A proposed ordinance that would allow rooftop dining to be added to the Santa Monica Pier was quickly approved Oct. 23 without fanfare by the City Council.
Romana Pier LLC presented plans to City Hall to build a new restaurant on the Pier, with those plans calling for customer access on the third floor. However, three story structures of any kind were not permitted on the pier. Hence, an amendment to the Municipal Code was necessary in order to allow rooftop dining at Santa Monica’s most famous landmark.
After Planning Commissioners supported the Municipal Code amendment to allow rooftop dining, Council members gave its unanimous approval for the ordinance.
City staff pointed out that the potential addition of rooftop dining on the pier would enhance the overall experience of visiting Santa Monica most iconic destination.
“The Santa Monica Pier is a unique location, with ocean, beach, sunset and Palisades bluffs views. The Pier is an ideal location for roof top dining as the location allows dining patrons to enjoy the natural landscape,” City staff stated. “The proposed ordinance improves the operation of roof deck dining areas on the Pier.”
According to City staff, the maximum allowable district height for all structures on the pier would still be 30 feet and would continue to “minimize the perceived mass of the additional projections.”
“The proposed ordinance … would allow structures such as bathrooms, service stations, lobby areas, and storage areas on the roof of two-story buildings on the Santa Monica Pier,” Paul Foley, a principal planner at City Hall, told council members, adding the addition would allow restaurant owners to “enhance customer service.”
According to City staff, the new restaurant would be built inside the already existing Billiards Building on the pier, a space that was previously used as a cabaret and restaurant.
Submitted plans indicate the current structure would be altered to allow for a raised first floor ceiling height, an expanded mezzanine “to create a full second floor,” and the addition of a roof deck for outdoor dining and ocean views.
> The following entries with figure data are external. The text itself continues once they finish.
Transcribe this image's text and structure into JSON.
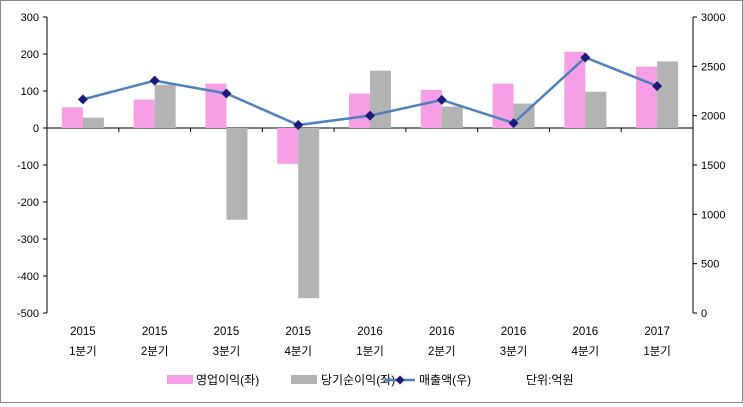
{
  "chart_data": {
    "type": "bar+line",
    "categories": [
      {
        "year": "2015",
        "quarter": "1분기"
      },
      {
        "year": "2015",
        "quarter": "2분기"
      },
      {
        "year": "2015",
        "quarter": "3분기"
      },
      {
        "year": "2015",
        "quarter": "4분기"
      },
      {
        "year": "2016",
        "quarter": "1분기"
      },
      {
        "year": "2016",
        "quarter": "2분기"
      },
      {
        "year": "2016",
        "quarter": "3분기"
      },
      {
        "year": "2016",
        "quarter": "4분기"
      },
      {
        "year": "2017",
        "quarter": "1분기"
      }
    ],
    "series": [
      {
        "name": "영업이익(좌)",
        "type": "bar",
        "axis": "left",
        "color": "#f79fe6",
        "values": [
          56,
          77,
          120,
          -97,
          93,
          103,
          120,
          206,
          166
        ]
      },
      {
        "name": "당기순이익(좌)",
        "type": "bar",
        "axis": "left",
        "color": "#b3b3b3",
        "values": [
          28,
          117,
          -248,
          -460,
          155,
          58,
          66,
          98,
          180
        ]
      },
      {
        "name": "매출액(우)",
        "type": "line",
        "axis": "right",
        "color": "#4f81bd",
        "marker_color": "#1f1a7a",
        "values": [
          2165,
          2355,
          2225,
          1905,
          2000,
          2160,
          1925,
          2590,
          2300
        ]
      }
    ],
    "left_axis": {
      "min": -500,
      "max": 300,
      "step": 100,
      "ticks": [
        "300",
        "200",
        "100",
        "0",
        "-100",
        "-200",
        "-300",
        "-400",
        "-500"
      ]
    },
    "right_axis": {
      "min": 0,
      "max": 3000,
      "step": 500,
      "ticks": [
        "3000",
        "2500",
        "2000",
        "1500",
        "1000",
        "500",
        "0"
      ]
    },
    "unit_note": "단위:억원",
    "legend_position": "bottom"
  }
}
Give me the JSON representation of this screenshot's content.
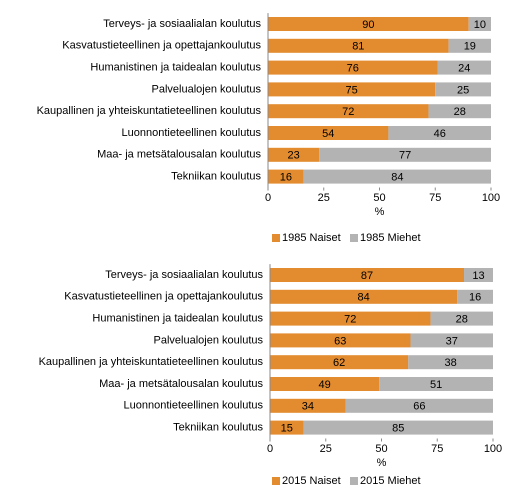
{
  "chart_data": [
    {
      "type": "stacked-bar-horizontal",
      "categories": [
        "Terveys- ja sosiaalialan koulutus",
        "Kasvatustieteellinen ja opettajankoulutus",
        "Humanistinen ja taidealan koulutus",
        "Palvelualojen koulutus",
        "Kaupallinen ja yhteiskuntatieteellinen koulutus",
        "Luonnontieteellinen koulutus",
        "Maa- ja metsätalousalan koulutus",
        "Tekniikan koulutus"
      ],
      "series": [
        {
          "name": "1985 Naiset",
          "color": "#e38b2f",
          "values": [
            90,
            81,
            76,
            75,
            72,
            54,
            23,
            16
          ]
        },
        {
          "name": "1985 Miehet",
          "color": "#b3b3b3",
          "values": [
            10,
            19,
            24,
            25,
            28,
            46,
            77,
            84
          ]
        }
      ],
      "xlim": [
        0,
        100
      ],
      "xticks": [
        0,
        25,
        50,
        75,
        100
      ],
      "xlabel": "%"
    },
    {
      "type": "stacked-bar-horizontal",
      "categories": [
        "Terveys- ja sosiaalialan koulutus",
        "Kasvatustieteellinen ja opettajankoulutus",
        "Humanistinen ja taidealan koulutus",
        "Palvelualojen koulutus",
        "Kaupallinen ja yhteiskuntatieteellinen koulutus",
        "Maa- ja metsätalousalan koulutus",
        "Luonnontieteellinen koulutus",
        "Tekniikan koulutus"
      ],
      "series": [
        {
          "name": "2015 Naiset",
          "color": "#e38b2f",
          "values": [
            87,
            84,
            72,
            63,
            62,
            49,
            34,
            15
          ]
        },
        {
          "name": "2015 Miehet",
          "color": "#b3b3b3",
          "values": [
            13,
            16,
            28,
            37,
            38,
            51,
            66,
            85
          ]
        }
      ],
      "xlim": [
        0,
        100
      ],
      "xticks": [
        0,
        25,
        50,
        75,
        100
      ],
      "xlabel": "%"
    }
  ]
}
There are limits for Romana Pier LLC or anyone else seeking to add rooftop dining to their restaurants. Specifically, if a restaurant already meets or exceeds height restrictions per the city’s zoning ordinance, they will not be allowed to add rooftop dining.
Still, at the Planning Commission’s Aug. 15 meeting, City staff said the addition of third floor rooftop dining means dining areas could be incorporated in restaurants on the pier without taking valuable pier deck space.
If the proposed amendment survives its second read, pier buildings could be allowed to add a third floor to its respective structures.
“Buildings on the Santa Monica Pier may be three stories in height provided that the third story is comprised of structures that support roof top dining, … restrooms, server stations, elevator lobby areas, and service/storage areas,” the amended code would read.
According to City staff, “the proposed amendment is consistent in principle with the goals, objectives, policies, land uses and programs specified in the adopted General Plan” as well as with the Land Use and Circulation Element (LUCE).
Council member Terry O’Day was not present at the Oct. 23 meeting, while Council members Bobby Shriver and Kevin McKeown were not on the dais for the vote.
The ordinance will return to council members Nov. 13 for a second reading. Should it receive at least four votes then, the ordinance will officially be on the books.